[concurrency-interest] RFR: 8065804: JEP 171: Clarifications/corrections for fence intrinsics

Mon Dec 8 19:17:47 UTC 2014

On Mon, Dec 8, 2014 at 12:46 AM, David Holmes <davidcholmes at aapt.net.au> wrote:
> Martin,
>
> The paper you cite is about ARM and Power architectures - why do you think the lack of mention of x86/sparc implies those architectures are multiple-copy-atomic?

Reading some more in the same paper, I see:

"""Returning to the two properties above, in TSO a thread can see its
own writes before they become visible to other
threads (by reading them from its write buffer), but any write becomes
visible to all other threads simultaneously: TSO
is a multiple-copy atomic model, in the terminology of Collier
[Col92]. One can also see the possibility of reading
from the local write buffer as allowing a specific kind of local
reordering. A program that writes one location x then
reads another location y might execute by adding the write to x to the
thread’s buffer, then reading y from memory,
before finally making the write to x visible to other threads by
flushing it from the buffer. In this case the thread reads
the value of y that was in the memory before the new write of x hits memory."""
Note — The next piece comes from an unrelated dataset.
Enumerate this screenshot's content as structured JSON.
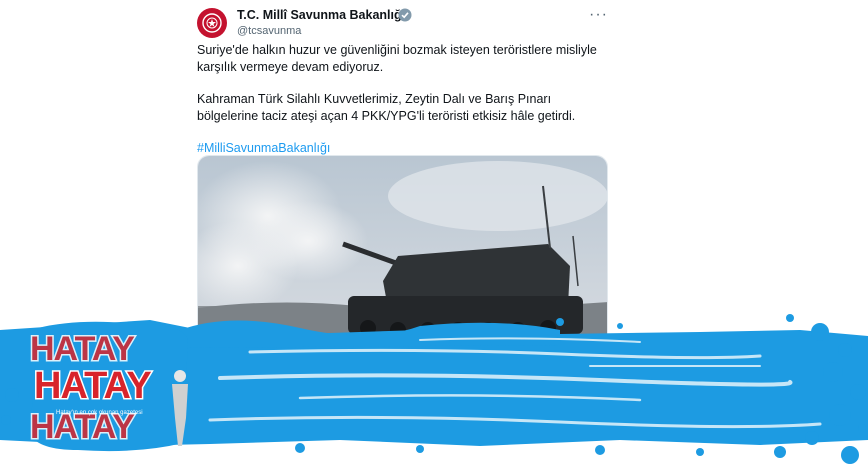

So (as you say) with TSO you don't have a total order of stores if you
read your own writes out of your own CPU's write buffer.  However, my
interpretation of "multiple-copy atomic" is that the initial
publishing thread can choose to use an instruction with sufficiently
strong memory barrier attached (e.g. LOCK;XXX on x86) to write to
memory so that the write buffer is flushed and then use plain relaxed
loads everywhere else to read those memory locations and this explains
the situation on x86 and sparc where volatile writes are expensive and
volatile reads are "free" and you get sequential consistency for Java
volatiles.

http://www.cl.cam.ac.uk/~pes20/ppc-supplemental/test7.pdf